Ближе к вечеру пришли еще трое изгнанных из левого крыла. Жена доктора тотчас узнала  регистраторшу, записывавшую пациентов у офтальмолога, а с нею были мужчина, с которым  девушка в темных очках имела свидание в отеле, и тот грубый полицейский, который доставил  ее домой. Только они успели добраться до коек и рассесться, причем регистраторша заливалась  слезами, а двое других хранили оторопелое молчание и словно бы не вполне сознавали, что же  с ними случилось, как внезапно с улицы донесся многоголосый заполошный крик, прорезаемый  ревом команд. Слепые выжидательно повернули головы к двери. Они ничего не могли видеть,  но знали, что должно произойти. Жена доктора, сидя рядом с мужем на кровати, шепнула: Вот  и начинается обещанный тобой кромешный ад. В ответ он сжал ее руку: Не ходи, отныне и  впредь ты ничего не сможешь сделать.
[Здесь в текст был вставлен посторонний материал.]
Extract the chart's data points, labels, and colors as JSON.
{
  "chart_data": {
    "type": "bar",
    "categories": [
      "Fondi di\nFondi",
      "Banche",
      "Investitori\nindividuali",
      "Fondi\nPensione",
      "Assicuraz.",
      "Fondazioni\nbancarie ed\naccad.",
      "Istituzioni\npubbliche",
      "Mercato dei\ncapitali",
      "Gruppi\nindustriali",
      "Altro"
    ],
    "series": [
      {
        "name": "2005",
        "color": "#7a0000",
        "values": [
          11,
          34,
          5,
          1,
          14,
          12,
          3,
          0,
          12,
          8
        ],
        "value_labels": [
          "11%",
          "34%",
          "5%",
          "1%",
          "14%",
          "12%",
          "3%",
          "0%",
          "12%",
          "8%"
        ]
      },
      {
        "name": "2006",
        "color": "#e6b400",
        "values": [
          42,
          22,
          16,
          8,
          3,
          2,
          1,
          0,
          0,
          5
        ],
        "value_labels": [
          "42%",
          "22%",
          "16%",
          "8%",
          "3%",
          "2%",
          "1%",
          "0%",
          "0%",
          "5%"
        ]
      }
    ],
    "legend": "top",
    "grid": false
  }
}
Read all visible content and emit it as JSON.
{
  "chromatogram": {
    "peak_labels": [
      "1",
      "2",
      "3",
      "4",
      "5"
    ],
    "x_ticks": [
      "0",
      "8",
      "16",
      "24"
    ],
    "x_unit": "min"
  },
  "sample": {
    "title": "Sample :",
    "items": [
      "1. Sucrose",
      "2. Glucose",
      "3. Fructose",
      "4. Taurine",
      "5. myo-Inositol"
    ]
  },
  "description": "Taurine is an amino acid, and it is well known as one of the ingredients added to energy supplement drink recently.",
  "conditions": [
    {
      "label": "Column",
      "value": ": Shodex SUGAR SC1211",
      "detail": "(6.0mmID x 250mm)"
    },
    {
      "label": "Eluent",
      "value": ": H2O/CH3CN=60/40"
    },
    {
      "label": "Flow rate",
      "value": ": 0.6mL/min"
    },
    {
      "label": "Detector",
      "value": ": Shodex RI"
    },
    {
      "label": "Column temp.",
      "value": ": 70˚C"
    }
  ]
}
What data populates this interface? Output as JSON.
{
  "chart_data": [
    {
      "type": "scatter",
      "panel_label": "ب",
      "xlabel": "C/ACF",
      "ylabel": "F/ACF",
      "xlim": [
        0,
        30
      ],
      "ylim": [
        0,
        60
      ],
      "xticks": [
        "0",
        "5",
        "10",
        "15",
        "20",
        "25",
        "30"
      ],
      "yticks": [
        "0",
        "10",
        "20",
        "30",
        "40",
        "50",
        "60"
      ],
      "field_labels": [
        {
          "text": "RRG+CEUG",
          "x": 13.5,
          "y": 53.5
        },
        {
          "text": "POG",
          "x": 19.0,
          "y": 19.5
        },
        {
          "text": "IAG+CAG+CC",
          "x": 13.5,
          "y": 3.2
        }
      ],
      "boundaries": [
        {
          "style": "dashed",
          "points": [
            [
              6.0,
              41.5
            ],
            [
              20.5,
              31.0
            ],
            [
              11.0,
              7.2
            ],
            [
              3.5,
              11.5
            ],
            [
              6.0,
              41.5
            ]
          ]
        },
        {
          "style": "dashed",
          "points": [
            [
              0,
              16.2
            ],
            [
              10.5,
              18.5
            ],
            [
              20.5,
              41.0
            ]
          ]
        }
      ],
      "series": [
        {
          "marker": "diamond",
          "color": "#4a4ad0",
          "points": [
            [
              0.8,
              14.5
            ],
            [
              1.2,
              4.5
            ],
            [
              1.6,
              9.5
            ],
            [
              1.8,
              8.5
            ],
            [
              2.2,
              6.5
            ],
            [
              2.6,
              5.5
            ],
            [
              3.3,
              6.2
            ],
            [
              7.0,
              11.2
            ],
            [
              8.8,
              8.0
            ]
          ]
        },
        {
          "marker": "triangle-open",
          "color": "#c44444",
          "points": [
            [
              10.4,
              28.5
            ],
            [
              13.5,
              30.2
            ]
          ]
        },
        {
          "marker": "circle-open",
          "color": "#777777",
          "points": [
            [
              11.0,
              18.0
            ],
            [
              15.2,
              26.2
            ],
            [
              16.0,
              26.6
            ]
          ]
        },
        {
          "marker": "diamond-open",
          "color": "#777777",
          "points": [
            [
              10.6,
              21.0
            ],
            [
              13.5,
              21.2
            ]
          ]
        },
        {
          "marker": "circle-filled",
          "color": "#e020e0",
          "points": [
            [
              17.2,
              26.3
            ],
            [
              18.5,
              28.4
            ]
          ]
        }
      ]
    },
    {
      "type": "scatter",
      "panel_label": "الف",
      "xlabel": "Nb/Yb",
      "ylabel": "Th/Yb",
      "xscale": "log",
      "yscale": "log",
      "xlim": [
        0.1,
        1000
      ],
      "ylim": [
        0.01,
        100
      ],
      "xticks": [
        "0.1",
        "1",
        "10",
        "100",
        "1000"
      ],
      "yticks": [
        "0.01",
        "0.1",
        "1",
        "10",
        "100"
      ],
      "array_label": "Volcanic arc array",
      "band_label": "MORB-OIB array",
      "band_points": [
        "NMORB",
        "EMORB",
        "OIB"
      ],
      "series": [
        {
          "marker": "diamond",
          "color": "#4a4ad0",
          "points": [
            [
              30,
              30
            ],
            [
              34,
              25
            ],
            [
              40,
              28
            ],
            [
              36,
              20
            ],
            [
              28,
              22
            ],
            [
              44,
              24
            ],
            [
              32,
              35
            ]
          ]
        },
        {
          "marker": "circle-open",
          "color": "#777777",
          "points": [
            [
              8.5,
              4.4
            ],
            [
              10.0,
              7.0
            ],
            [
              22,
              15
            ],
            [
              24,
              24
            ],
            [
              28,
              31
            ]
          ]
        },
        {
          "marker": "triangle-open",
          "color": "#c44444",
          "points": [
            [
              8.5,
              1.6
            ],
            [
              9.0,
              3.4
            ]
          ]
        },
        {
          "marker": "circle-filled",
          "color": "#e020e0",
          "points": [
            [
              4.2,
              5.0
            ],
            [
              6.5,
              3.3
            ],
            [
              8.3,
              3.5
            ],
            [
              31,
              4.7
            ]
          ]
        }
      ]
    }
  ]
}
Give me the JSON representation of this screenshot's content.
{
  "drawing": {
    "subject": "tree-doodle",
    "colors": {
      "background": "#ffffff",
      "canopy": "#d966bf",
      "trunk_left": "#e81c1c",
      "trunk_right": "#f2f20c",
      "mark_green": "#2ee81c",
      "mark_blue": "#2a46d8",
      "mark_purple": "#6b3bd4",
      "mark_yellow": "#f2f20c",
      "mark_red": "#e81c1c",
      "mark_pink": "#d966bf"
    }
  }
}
Крики стихли, сменившись топотом в вестибюле: это,  давя и отпихивая друг друга, целой толпой лезли в проем дверей слепцы, кто-то лишился  чувств и остался валяться в коридоре, но основная масса, сцепясь в причудливые грозди или  поодиночке, отчаянно, наподобие утопающих, простирая руки, хлынула в палату с таким  напором, как если бы ее судорожными толчками извергала туда какая-то неодолимая внешняя  сила. Топтали упавших. Сгрудившись поначалу в узком проходе, растеклись затем по тесным  прогалинам между кроватями и, подобно кораблям, успевшим юркнуть в гавань до того, как  шторм разыгрался всерьез, ошвартовались у причальной стенки, роль которой в данном случае  исполняла койка, закричали, что место занято, ищите себе другое. Напрасно надрывался  доктор, силясь объяснить, что есть и другие палаты, - те, кому койки не хватило, боялись  затеряться в представавшем их воспаленному воображению лабиринте комнат, коридоров,  закрытых дверей, крутых и лишь в самый последний момент обнаруживающихся,  обрывающихся под ногой лестниц. Но поняли наконец, что вечно тут торчать нельзя, с  мучительными усилиями вернулись к двери, дерзнули все же пуститься на поиски  неизведанного. Те пятеро, которых доставили во вторую очередь, сумели, словно найдя  последнее, покуда еще надежное убежище, переместиться поближе к первой шестерке. Только  раненый одиноко и беззащитно лежал на четырнадцатой койке в левом ряду.